Égérie vers 384-387 fait revivre pour nous la liturgie des derniers jours du carême : “Ainsi donc, quand commence le chant des coqs, on descend de l’Imbomon (c’est l’église de l’Ascension) jusqu’à l’endroit où le Seigneur pria comme il est écrit -Lc 22, 41. À cet endroit il y a une élégante église (construite par l’empereur Théodose 379-395). L’évêque y entre et tout le peuple. On lit Veillez pour ne pas entrer en tentation -Mc 14, 38- et tout le passage entier, et on fait de nouveau une prière. Il y a là une foule considérable, des gens fatigués par les vigiles, épuisés par les jeûnes quotidiens. On vient tout doucement à Gethsémani. On lit le passage de l’Évangile où est arrêté le Seigneur et ce sont de tels cris et gémissements de tout le peuple en larmes que, presque jusqu’à la ville, les lamentations de tout le peuple se font entendre. On regagne la ville à pied au chant des hymnes. On parvient à la porte à l’heure où l’on commence à se distinguer l’un de l’autre. Personne ne se retire des vigiles jusqu’au matin. On escorte donc l’évêque depuis Gethsémani jusqu’à la porte et ensuite à travers toute la ville jusqu’à la Croix. On lit le passage où Jésus est amené devant Pilate…”
Théodosius après 518 : “Là est la vallée de Josaphat ; Judas y livra le Seigneur.”
Le pèlerin de Piacenza (Plaisance en Italie) 560-570 : “En descendant du mont des Oliviers dans la vallée de Gethsémani, à l’endroit où le Seigneur fut livré, il y a trois lits où celui-ci s’est couché… dans cette vallée se trouve aussi la basilique de sainte Marie dont on dit qu’elle fut sa maison… (tradition de la dernière demeure de Marie et du lieu de son tombeau).
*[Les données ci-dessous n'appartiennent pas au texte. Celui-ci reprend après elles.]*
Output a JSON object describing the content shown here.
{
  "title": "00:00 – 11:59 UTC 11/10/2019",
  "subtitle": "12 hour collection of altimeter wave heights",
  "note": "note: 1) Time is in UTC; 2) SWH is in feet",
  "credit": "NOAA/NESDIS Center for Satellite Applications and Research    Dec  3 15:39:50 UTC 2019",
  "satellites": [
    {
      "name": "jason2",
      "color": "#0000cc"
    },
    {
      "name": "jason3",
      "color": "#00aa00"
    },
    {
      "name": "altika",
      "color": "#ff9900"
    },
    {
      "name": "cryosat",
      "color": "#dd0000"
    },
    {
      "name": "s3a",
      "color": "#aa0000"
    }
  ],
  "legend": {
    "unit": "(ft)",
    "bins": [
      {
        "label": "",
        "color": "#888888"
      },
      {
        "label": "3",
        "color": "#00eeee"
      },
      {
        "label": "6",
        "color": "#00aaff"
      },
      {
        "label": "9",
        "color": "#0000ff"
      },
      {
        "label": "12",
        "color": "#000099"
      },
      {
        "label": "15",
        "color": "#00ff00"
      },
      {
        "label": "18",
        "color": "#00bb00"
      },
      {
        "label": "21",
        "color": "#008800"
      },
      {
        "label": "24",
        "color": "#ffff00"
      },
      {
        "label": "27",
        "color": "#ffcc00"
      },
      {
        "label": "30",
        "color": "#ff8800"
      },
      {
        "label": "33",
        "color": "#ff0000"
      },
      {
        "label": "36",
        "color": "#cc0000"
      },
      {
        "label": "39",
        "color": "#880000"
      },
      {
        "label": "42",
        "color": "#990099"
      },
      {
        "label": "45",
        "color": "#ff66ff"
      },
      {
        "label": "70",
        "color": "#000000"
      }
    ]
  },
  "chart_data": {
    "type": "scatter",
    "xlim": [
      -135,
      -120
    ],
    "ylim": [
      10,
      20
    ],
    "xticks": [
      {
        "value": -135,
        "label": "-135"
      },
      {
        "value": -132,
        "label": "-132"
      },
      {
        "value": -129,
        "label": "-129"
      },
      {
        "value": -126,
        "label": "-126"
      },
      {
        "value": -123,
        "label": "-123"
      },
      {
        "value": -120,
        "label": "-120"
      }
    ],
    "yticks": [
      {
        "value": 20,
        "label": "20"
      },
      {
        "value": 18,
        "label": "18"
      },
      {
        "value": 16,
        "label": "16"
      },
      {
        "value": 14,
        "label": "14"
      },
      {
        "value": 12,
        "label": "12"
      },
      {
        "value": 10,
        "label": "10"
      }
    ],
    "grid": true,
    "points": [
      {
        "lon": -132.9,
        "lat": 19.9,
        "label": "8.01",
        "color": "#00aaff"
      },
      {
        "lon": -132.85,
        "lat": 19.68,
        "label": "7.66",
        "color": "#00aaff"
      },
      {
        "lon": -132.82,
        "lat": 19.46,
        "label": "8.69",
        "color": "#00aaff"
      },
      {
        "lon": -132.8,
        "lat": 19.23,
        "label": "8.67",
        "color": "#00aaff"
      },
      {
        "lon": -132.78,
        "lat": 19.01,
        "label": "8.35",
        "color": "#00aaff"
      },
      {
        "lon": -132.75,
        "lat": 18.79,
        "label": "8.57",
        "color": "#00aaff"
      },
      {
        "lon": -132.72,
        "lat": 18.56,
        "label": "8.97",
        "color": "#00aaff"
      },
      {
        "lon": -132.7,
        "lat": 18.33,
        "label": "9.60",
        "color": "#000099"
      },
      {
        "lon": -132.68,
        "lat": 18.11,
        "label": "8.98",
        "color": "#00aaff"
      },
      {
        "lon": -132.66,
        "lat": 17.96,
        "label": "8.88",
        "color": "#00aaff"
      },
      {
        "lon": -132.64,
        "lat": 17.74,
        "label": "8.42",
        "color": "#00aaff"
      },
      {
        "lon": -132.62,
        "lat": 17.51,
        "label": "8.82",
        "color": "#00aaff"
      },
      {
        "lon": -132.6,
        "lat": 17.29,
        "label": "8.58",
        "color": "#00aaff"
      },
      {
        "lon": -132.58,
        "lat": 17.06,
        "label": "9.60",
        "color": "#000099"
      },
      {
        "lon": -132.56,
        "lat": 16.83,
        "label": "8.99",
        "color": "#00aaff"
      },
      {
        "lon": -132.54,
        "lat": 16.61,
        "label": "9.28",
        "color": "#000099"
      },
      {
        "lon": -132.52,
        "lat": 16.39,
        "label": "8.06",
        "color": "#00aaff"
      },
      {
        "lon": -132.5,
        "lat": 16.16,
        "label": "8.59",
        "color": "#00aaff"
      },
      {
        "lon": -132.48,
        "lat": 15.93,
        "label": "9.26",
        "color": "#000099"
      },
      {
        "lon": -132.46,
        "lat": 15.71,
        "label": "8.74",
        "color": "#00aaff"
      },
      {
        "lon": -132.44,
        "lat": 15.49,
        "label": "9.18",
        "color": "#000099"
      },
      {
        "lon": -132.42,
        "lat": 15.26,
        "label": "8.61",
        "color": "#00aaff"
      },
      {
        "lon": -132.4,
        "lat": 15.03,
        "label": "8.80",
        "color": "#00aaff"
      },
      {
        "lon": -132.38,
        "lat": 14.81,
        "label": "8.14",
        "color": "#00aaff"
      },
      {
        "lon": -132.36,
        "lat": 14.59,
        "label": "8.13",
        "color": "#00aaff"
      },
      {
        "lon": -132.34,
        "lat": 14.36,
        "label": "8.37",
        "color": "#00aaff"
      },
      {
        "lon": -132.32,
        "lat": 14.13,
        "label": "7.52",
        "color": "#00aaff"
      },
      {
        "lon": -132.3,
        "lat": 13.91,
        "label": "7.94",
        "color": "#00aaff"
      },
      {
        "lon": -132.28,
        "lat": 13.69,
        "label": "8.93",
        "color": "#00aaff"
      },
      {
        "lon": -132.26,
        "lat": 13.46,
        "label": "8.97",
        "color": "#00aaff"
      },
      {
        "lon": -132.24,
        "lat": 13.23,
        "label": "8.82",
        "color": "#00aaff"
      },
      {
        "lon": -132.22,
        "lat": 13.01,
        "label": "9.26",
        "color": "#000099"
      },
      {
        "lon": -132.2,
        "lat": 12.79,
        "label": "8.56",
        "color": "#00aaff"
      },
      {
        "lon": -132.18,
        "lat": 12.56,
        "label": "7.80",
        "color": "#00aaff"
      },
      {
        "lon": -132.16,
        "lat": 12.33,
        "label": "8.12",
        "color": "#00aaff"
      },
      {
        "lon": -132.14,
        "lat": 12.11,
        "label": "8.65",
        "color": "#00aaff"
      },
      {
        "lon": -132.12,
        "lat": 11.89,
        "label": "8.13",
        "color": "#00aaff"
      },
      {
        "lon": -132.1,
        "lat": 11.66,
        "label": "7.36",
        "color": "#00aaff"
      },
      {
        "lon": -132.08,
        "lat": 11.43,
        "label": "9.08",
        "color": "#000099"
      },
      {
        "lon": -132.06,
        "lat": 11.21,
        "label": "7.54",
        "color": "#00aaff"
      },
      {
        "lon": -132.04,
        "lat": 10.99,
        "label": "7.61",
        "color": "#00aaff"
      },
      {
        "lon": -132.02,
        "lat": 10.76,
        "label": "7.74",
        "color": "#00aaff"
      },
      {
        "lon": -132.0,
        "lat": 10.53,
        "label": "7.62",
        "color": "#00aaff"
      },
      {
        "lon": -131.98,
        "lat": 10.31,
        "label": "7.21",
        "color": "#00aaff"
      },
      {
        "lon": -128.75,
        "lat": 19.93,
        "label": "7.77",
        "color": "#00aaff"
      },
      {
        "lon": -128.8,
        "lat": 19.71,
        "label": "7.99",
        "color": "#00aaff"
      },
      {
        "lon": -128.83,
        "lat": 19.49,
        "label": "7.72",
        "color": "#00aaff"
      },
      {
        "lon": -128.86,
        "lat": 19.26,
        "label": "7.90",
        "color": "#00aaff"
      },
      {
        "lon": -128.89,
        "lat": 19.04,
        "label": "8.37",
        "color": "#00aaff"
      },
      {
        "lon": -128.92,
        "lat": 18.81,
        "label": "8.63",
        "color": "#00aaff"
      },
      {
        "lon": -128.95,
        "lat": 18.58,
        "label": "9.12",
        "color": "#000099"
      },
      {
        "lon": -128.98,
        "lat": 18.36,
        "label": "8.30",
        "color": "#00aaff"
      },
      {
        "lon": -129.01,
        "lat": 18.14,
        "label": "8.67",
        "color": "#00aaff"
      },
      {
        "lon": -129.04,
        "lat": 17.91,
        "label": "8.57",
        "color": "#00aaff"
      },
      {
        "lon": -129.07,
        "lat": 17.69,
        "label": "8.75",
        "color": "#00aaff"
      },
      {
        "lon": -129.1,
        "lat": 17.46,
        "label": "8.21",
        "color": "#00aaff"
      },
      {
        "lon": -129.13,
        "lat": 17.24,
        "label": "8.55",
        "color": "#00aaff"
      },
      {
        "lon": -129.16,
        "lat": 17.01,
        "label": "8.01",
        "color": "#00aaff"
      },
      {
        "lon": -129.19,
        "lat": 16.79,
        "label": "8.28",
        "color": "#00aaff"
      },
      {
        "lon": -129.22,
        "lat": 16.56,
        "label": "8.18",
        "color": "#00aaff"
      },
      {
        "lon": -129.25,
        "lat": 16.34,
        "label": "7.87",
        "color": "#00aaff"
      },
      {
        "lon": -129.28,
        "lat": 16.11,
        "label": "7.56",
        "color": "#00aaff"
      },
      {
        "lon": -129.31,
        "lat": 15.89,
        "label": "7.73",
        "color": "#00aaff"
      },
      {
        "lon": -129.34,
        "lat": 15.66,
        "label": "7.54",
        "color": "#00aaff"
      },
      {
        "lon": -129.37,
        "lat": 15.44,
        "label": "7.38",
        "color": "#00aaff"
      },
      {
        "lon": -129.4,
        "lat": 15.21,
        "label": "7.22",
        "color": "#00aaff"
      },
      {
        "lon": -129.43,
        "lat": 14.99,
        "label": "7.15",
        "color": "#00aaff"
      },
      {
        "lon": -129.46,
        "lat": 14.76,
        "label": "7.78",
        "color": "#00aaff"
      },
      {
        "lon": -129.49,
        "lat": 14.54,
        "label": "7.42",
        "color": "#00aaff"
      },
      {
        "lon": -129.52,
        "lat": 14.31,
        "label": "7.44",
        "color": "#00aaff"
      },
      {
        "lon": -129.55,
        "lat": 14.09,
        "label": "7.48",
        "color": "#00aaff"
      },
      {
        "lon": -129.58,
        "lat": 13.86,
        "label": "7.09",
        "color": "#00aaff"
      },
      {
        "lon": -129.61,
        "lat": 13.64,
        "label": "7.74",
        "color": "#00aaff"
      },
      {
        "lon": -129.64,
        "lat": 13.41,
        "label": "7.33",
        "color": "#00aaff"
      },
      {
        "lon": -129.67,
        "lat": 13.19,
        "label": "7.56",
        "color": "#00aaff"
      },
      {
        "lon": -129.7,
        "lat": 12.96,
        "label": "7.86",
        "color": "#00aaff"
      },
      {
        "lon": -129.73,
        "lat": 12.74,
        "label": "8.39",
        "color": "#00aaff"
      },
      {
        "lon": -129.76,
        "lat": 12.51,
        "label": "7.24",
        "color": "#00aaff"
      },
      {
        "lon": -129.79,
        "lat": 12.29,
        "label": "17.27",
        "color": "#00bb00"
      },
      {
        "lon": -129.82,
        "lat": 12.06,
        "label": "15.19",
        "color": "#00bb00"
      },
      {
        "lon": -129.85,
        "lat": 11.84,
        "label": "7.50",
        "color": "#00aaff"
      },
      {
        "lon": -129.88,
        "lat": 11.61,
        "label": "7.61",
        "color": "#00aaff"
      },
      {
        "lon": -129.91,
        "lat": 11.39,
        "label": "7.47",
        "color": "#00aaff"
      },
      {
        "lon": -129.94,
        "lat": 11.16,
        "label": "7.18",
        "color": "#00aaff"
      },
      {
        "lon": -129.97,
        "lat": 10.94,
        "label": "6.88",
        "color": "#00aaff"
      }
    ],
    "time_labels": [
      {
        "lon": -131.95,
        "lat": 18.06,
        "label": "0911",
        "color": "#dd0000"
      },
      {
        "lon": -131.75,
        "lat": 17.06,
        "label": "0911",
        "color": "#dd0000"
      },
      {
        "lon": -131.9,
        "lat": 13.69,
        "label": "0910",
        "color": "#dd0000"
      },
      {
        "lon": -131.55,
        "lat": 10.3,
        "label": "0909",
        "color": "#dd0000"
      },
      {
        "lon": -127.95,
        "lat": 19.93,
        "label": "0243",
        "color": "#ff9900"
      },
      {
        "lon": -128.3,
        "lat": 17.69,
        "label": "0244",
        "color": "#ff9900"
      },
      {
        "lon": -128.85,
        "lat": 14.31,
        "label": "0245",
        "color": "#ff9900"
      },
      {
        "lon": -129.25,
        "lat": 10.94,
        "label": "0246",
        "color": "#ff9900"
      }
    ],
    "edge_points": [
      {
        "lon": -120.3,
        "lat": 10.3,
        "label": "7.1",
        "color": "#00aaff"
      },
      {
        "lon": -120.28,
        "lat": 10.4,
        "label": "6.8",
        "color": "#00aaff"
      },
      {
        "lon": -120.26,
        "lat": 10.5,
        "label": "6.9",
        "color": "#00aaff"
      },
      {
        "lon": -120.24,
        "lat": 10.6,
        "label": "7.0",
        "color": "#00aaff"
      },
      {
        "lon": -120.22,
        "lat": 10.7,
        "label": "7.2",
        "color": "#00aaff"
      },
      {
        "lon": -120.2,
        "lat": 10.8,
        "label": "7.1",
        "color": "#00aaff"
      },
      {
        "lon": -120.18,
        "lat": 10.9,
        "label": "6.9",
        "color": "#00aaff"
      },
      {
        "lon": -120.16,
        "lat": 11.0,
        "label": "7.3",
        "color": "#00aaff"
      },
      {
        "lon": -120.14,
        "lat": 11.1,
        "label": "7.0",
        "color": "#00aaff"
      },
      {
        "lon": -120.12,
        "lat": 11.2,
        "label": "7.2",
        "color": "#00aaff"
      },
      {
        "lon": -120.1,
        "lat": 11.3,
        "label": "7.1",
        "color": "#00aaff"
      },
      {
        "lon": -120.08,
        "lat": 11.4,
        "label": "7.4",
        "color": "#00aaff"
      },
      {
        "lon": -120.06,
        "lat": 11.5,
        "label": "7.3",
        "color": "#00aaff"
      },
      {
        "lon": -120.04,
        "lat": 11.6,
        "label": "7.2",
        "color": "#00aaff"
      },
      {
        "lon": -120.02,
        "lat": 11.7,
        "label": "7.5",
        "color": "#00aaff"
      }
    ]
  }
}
De Gethsémani nous sommes montés à la porte de Jérusalem par de nombreuses marches…”
L’église fut vue encore par le pèlerin Willibald en 725 ; elle n’a donc pas été détruite par les Perses en 614, peut-être seulement saccagée et c’est un tremblement de terre qui l’aurait abattue à la fin du VIIe siècle ; cinq siècles plus tard les Croisés n’ont trouvé là que des ruines sur lesquelles ils ont bâti en 1160 l’église “du Sauveur”.
Et c’est en 1666 que le terrain devient la propriété des franciscains. L’église médiévale ayant été détruite par les musulmans, ce n’est qu’en 1924 que la Custodie, soutenue par les chrétiens du monde entier, put refaire un nouvel édifice dédicacé “église des Nations” en mémoire des prophéties de Joël et pour honorer les donateurs de tout le monde chrétien.